Role in brief
Copper, a digital asset infrastructure company, seeks a Principal Site Reliability Engineer. This role involves defining and implementing SRE principles, automating systems for reliability and deployment, and leading technical excellence in microservices. Candidates with strong distributed systems experience and a focus on operational improvement in a remote setting should apply.
About the role
This Principal Site Reliability Engineer position at Copper focuses on enhancing system reliability and operational excellence. The role requires defining SRE principles, including SLIs, SLOs, and error budgets, and ensuring their adoption across the organization. Success in this area means establishing measurable standards for reliability and fostering a culture of operational accountability.
A key aspect of this role is scaling systems through automation and architectural improvements. This involves consulting on system architecture, developing reusable platforms, planning capacity, and conducting production readiness reviews. The goal is to ensure services launch and operate successfully while increasing deployment velocity and overall system robustness.
The Principal SRE will also drive technical excellence by engaging with the full lifecycle of microservices, from initial design to deployment, operation, and continuous refinement. This includes partnering with engineering and product leadership to integrate reliability into development, leading incident management improvements through blameless postmortems, and mentoring other engineers in SRE practices.
The salary for this position ranges from $120,000 to $200,000 USD.
Skills that matter here
- Site Reliability Engineering: This role is central to shaping SRE practices, defining reliability metrics, and driving adoption across the organization.

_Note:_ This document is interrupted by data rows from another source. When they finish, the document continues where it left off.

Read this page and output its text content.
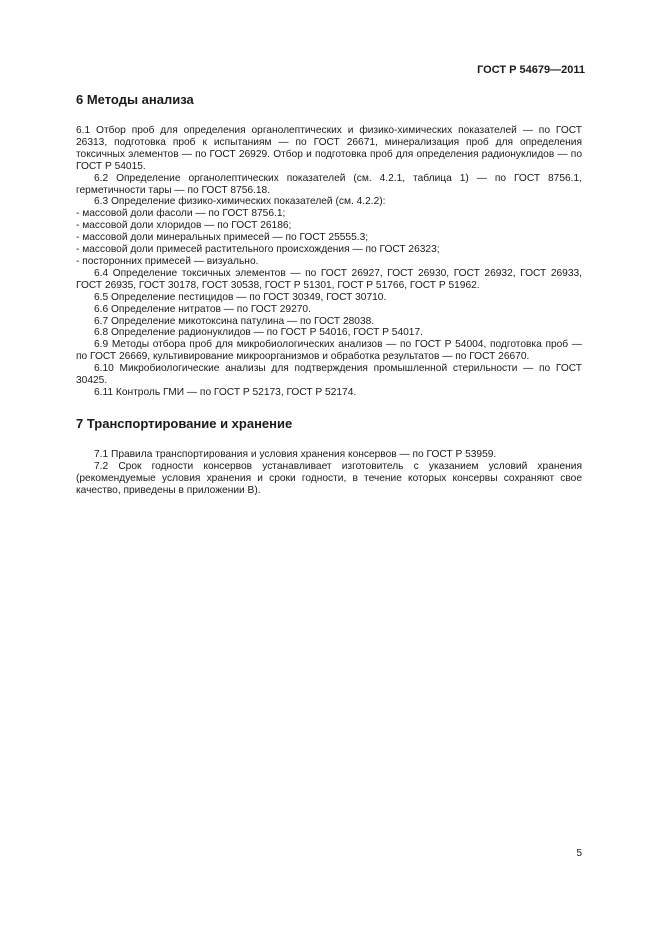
ГОСТ Р 54679—2011
6 Методы анализа

6.1 Отбор проб для определения органолептических и физико-химических показателей — по ГОСТ 26313, подготовка проб к испытаниям — по ГОСТ 26671, минерализация проб для определения токсичных элементов — по ГОСТ 26929. Отбор и подготовка проб для определения радионуклидов — по ГОСТ Р 54015.

6.2 Определение органолептических показателей (см. 4.2.1, таблица 1) — по ГОСТ 8756.1, герметичности тары — по ГОСТ 8756.18.

6.3 Определение физико-химических показателей (см. 4.2.2):

- массовой доли фасоли — по ГОСТ 8756.1;

- массовой доли хлоридов — по ГОСТ 26186;

- массовой доли минеральных примесей — по ГОСТ 25555.3;

- массовой доли примесей растительного происхождения — по ГОСТ 26323;

- посторонних примесей — визуально.

6.4 Определение токсичных элементов — по ГОСТ 26927, ГОСТ 26930, ГОСТ 26932, ГОСТ 26933, ГОСТ 26935, ГОСТ 30178, ГОСТ 30538, ГОСТ Р 51301, ГОСТ Р 51766, ГОСТ Р 51962.

6.5 Определение пестицидов — по ГОСТ 30349, ГОСТ 30710.

6.6 Определение нитратов — по ГОСТ 29270.

6.7 Определение микотоксина патулина — по ГОСТ 28038.

6.8 Определение радионуклидов — по ГОСТ Р 54016, ГОСТ Р 54017.

6.9 Методы отбора проб для микробиологических анализов — по ГОСТ Р 54004, подготовка проб — по ГОСТ 26669, культивирование микроорганизмов и обработка результатов — по ГОСТ 26670.

6.10 Микробиологические анализы для подтверждения промышленной стерильности — по ГОСТ 30425.

6.11 Контроль ГМИ — по ГОСТ Р 52173, ГОСТ Р 52174.

7 Транспортирование и хранение

7.1 Правила транспортирования и условия хранения консервов — по ГОСТ Р 53959.

7.2 Срок годности консервов устанавливает изготовитель с указанием условий хранения (рекомендуемые условия хранения и сроки годности, в течение которых консервы сохраняют свое качество, приведены в приложении В).

5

- Observability: The position requires establishing how the company approaches observability and building systems to measure it effectively.

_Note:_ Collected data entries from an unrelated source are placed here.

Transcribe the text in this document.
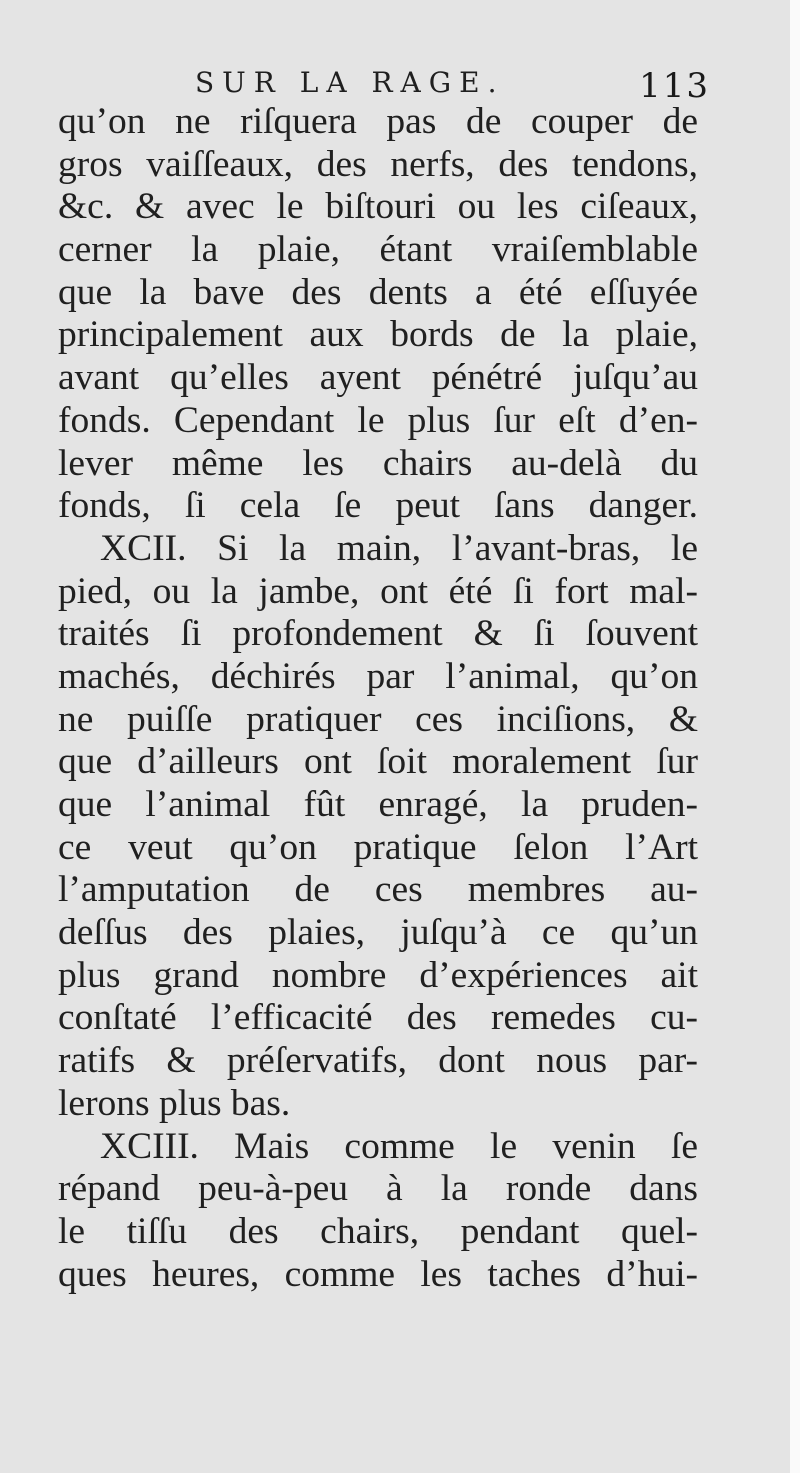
SUR LA RAGE.	113
qu’on ne riſquera pas de couper de
gros vaiſſeaux, des nerfs, des tendons,
&c. & avec le biſtouri ou les ciſeaux,
cerner la plaie, étant vraiſemblable
que la bave des dents a été eſſuyée
principalement aux bords de la plaie,
avant qu’elles ayent pénétré juſqu’au
fonds. Cependant le plus ſur eſt d’en-
lever même les chairs au-delà du
fonds, ſi cela ſe peut ſans danger.
XCII. Si la main, l’avant-bras, le
pied, ou la jambe, ont été ſi fort mal-
traités ſi profondement & ſi ſouvent
machés, déchirés par l’animal, qu’on
ne puiſſe pratiquer ces inciſions, &
que d’ailleurs ont ſoit moralement ſur
que l’animal fût enragé, la pruden-
ce veut qu’on pratique ſelon l’Art
l’amputation de ces membres au-
deſſus des plaies, juſqu’à ce qu’un
plus grand nombre d’expériences ait
conſtaté l’efficacité des remedes cu-
ratifs & préſervatifs, dont nous par-
lerons plus bas.
XCIII. Mais comme le venin ſe
répand peu-à-peu à la ronde dans
le tiſſu des chairs, pendant quel-
ques heures, comme les taches d’hui-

- AWS: Experience with production workloads in AWS is a desirable skill for this role.
- Software development: The role involves improving the lifecycle of microservices from inception through deployment and refinement.
- Incident management: This position requires leading blameless postmortems and driving systemic improvements in incident management.
- Microservices architecture: The role involves designing, analyzing, and troubleshooting distributed systems or micro-services architectures.
Who this role suits
- A person who thrives on defining and implementing best practices for system reliability and operational excellence.
- Someone who enjoys mentoring others and influencing technical leadership to embed reliability into product development.
- An individual with a systematic problem-solving approach who is adept at troubleshooting complex distributed systems.
- A professional who is passionate about automation and architectural improvements to enhance system reliability and deployment speed.
From the employer
Key Responsibilities:
- Shape SRE;
- Define how we think about reliability, observability, and operational excellence. Drive the adoption of SRE principles across the organization while building the systems and processes that make those principles measurable – think SLIs, SLOs and error budgets.
- Scale Through Automation;
- Champion architectural improvements that enhance both system reliability and deployment velocity. Provide consultation on system architecture, building reusable platforms and frameworks, planning capacity needs, and conducting production readiness reviews to ensure services launch and operate successfully.
- Drive Technical Excellence;
- Engage in and improve the lifecycle of microservices, from inception through deployment, operation, observability, and continuous refinement.
- Lead Through Influence;
- Partner with engineering and product leadership to embed reliability into our product development lifecycle. Conduct blameless postmortems and drive systemic improvements in incident management. Mentor engineers across the organisation on SRE practices, helping teams take ownership of their service reliability.
Skills and Experience:
Essential
- Experience in designing, analysing, and troubleshooting distributed systems or micro-services architectures.
- Established expertise in observability and incident management.
- Proven experience in driving organizational Change.
- Excellent communication skills, with a systematic problem-solving approach.
Desirable
- Experience working with production workloads in AWS.
- Experience working in financial services or similarly regulated environments.
- Interest in blockchain based technologies and/or ‘decentralised’ finance.
- Master's degree in Computer Science or Engineering.
Benefits:
- 35 Days paid time off per annum, inclusive of annual leave and public holidays. Employees also receive one additional day of annual leave for each year of service.
- Private Health Insurance.
Questions about this role
What is the remote work policy for this position?
This is a fully remote position.
What level of seniority is expected for this role?
This is a senior-level position, specifically a Principal Site Reliability Engineer.
What are the core technical skills required for this role?
Essential skills include experience with distributed systems or microservices, observability, incident management, and driving organizational change.